Limitations & Future Work

  • Bounded Proxy Dependency: Metrics like PPL are not naturally bounded; they require truncation/normalization, which affects SPMG thresholds.
  • Conservative Certified Robustness: The \(\ell_0\) radius is a worst-case bound; for rolling hashes, \(R_{\max}=T\), making the certified interval very narrow.
  • Subjective Hyperparameters in Aggregation: Weights like \(\lambda=0.6\) or the weighted TPR points are defaults; different weights might alter method rankings.
  • Comparison with Biased Watermarks (KGW, Unigram): Biased methods add a fixed \(\delta\) to logits, sacrificing quality for robustness.
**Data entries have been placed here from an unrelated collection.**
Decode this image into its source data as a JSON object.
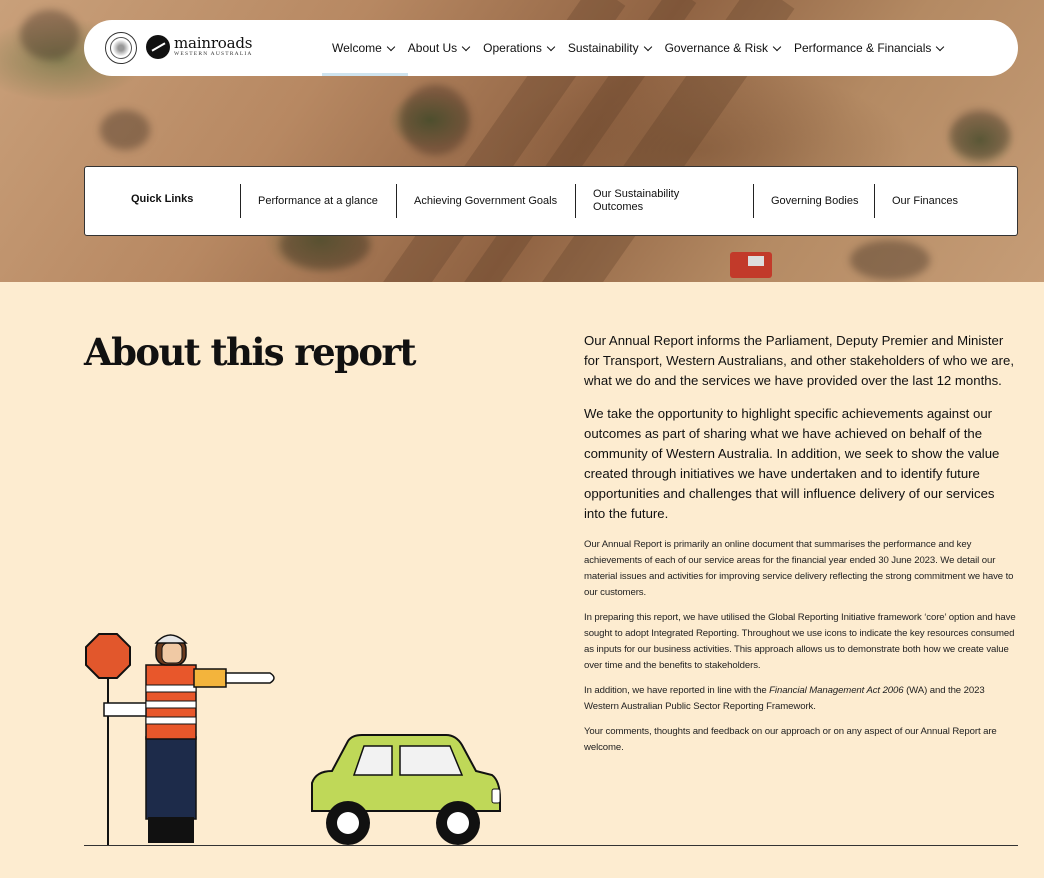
{
  "nav": {
    "items": [
      {
        "label": "Welcome",
        "active": true
      },
      {
        "label": "About Us"
      },
      {
        "label": "Operations"
      },
      {
        "label": "Sustainability"
      },
      {
        "label": "Governance & Risk"
      },
      {
        "label": "Performance & Financials"
      }
    ],
    "logo_text": "mainroads",
    "logo_subtext": "WESTERN AUSTRALIA"
  },
  "quick_links": {
    "title": "Quick Links",
    "items": [
      "Performance at a glance",
      "Achieving Government Goals",
      "Our Sustainability Outcomes",
      "Governing Bodies",
      "Our Finances"
    ]
  },
  "main": {
    "title": "About this report",
    "lead1": "Our Annual Report informs the Parliament, Deputy Premier and Minister for Transport, Western Australians, and other stakeholders of who we are, what we do and the services we have provided over the last 12 months.",
    "lead2": "We take the opportunity to highlight specific achievements against our outcomes as part of sharing what we have achieved on behalf of the community of Western Australia. In addition, we seek to show the value created through initiatives we have undertaken and to identify future opportunities and challenges that will influence delivery of our services into the future.",
    "body1": "Our Annual Report is primarily an online document that summarises the performance and key achievements of each of our service areas for the financial year ended 30 June 2023. We detail our material issues and activities for improving service delivery reflecting the strong commitment we have to our customers.",
    "body2": "In preparing this report, we have utilised the Global Reporting Initiative framework ‘core’ option and have sought to adopt Integrated Reporting. Throughout we use icons to indicate the key resources consumed as inputs for our business activities. This approach allows us to demonstrate both how we create value over time and the benefits to stakeholders.",
    "body3_pre": "In addition, we have reported in line with the ",
    "body3_italic": "Financial Management Act 2006",
    "body3_post": " (WA) and the 2023 Western Australian Public Sector Reporting Framework.",
    "body4": "Your comments, thoughts and feedback on our approach or on any aspect of our Annual Report are welcome."
  }
}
This paper focuses on unbiased watermarks and notes they are generally more fragile under strong paraphrasing.
  • Comparison with Watermark Benchmarks (WaterBench, MarkLLM): Existing benchmarks mostly cover biased methods and lack specific metrics for unbiased drift; UWBENCH is the first tailored for unbiased watermarks with theoretical metrics.

Rating

  • Novelty: ⭐⭐⭐⭐⭐ Redefining unbiasedness through an impossibility theorem and SPMG is a critical theoretical correction for the field.
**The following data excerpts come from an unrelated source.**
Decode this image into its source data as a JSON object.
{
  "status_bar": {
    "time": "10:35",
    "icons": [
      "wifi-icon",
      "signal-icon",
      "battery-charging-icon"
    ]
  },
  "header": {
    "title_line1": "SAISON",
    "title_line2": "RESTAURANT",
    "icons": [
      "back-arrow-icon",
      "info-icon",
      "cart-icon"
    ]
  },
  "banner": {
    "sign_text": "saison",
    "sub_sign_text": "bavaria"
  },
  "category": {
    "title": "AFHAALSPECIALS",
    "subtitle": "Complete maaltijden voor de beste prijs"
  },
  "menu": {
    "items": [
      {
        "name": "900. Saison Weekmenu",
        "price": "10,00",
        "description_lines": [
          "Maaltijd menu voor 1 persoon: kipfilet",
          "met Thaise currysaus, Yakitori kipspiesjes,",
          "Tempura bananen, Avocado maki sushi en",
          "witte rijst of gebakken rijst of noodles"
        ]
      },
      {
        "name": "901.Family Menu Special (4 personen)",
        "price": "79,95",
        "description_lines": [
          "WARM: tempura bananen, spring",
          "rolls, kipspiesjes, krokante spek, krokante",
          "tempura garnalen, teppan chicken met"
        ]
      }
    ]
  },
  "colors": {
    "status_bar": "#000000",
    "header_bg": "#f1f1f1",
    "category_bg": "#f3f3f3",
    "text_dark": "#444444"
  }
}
  • Experimental Thoroughness: ⭐⭐⭐⭐ Covers 9 methods × 3 models; tri-axial protocol is complete, though sensitivity analysis on aggregation weights is lean.
  • Writing Quality: ⭐⭐⭐⭐ Clear connection between theory and empirical results.
  • Value: ⭐⭐⭐⭐⭐ First specialized open-source benchmark for unbiased watermarks, providing a standardized protocol for future research.